Europäische Küche: Die Vielfalt unter uns

Jeder kennt die italienische und die griechische Cuisine. Aber europäische Küche umfasst viele Länder und Regionen mit unterschiedlichen Vorlieben und Schwerpunkten.


Vielfältig – das ist die europäische Küche. Schließlich liegen beispielsweise zwischen der norwegischen und der griechischen Küche Welten. Jede Landesküche wartet mit anderen Spezialitäten auf.

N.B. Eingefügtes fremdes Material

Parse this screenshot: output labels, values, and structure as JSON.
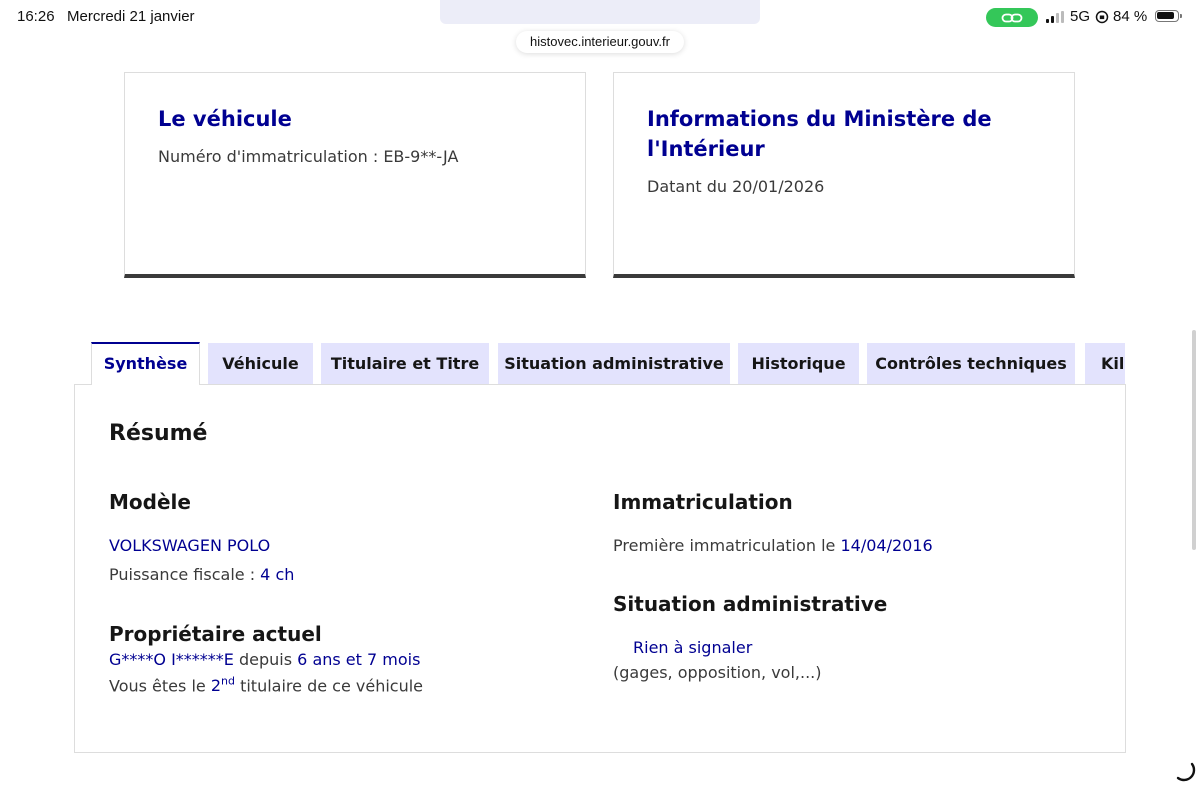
{
  "status_bar": {
    "time": "16:26",
    "date": "Mercredi 21 janvier",
    "network": "5G",
    "battery": "84 %"
  },
  "browser": {
    "url": "histovec.interieur.gouv.fr"
  },
  "cards": {
    "vehicle": {
      "title": "Le véhicule",
      "description": "Numéro d'immatriculation : EB-9**-JA"
    },
    "ministry": {
      "title": "Informations du Ministère de l'Intérieur",
      "description": "Datant du 20/01/2026"
    }
  },
  "tabs": [
    {
      "label": "Synthèse",
      "active": true
    },
    {
      "label": "Véhicule"
    },
    {
      "label": "Titulaire et Titre"
    },
    {
      "label": "Situation administrative"
    },
    {
      "label": "Historique"
    },
    {
      "label": "Contrôles techniques"
    },
    {
      "label": "Kilo"
    }
  ],
  "summary": {
    "title": "Résumé",
    "model": {
      "heading": "Modèle",
      "name": "VOLKSWAGEN POLO",
      "power_label": "Puissance fiscale :",
      "power_value": "4 ch"
    },
    "owner": {
      "heading": "Propriétaire actuel",
      "name": "G****O I******E",
      "since_label": "depuis",
      "duration": "6 ans et 7 mois",
      "rank_prefix": "Vous êtes le",
      "rank_number": "2",
      "rank_suffix": "nd",
      "rank_end": "titulaire de ce véhicule"
    },
    "registration": {
      "heading": "Immatriculation",
      "first_label": "Première immatriculation le",
      "first_date": "14/04/2016"
    },
    "admin": {
      "heading": "Situation administrative",
      "status": "Rien à signaler",
      "details": "(gages, opposition, vol,...)"
    }
  },
  "colors": {
    "primary": "#000091",
    "tab_bg": "#e3e3fd",
    "text": "#3a3a3a",
    "hotspot": "#34c759"
  }
}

Dennoch gibt es natürlich regionale Einflüsse, die über die Landesgrenzen hinweg zu schmecken sind. Mediterrane Kost mit viel Olivenöl, Fisch und Eingelegtem findet sich, wie der Name schon sagt, an der ganzen Küste des Mittelmeers – ob nun in Spanien, Italien oder Griechenland.
Herzhafter ist da die osteuropäische Küche, aber auch die typischen Gerichte Österreichs und Bayerns, wie Braten mit Kraut und Knödeln, sind weithin geschätzt.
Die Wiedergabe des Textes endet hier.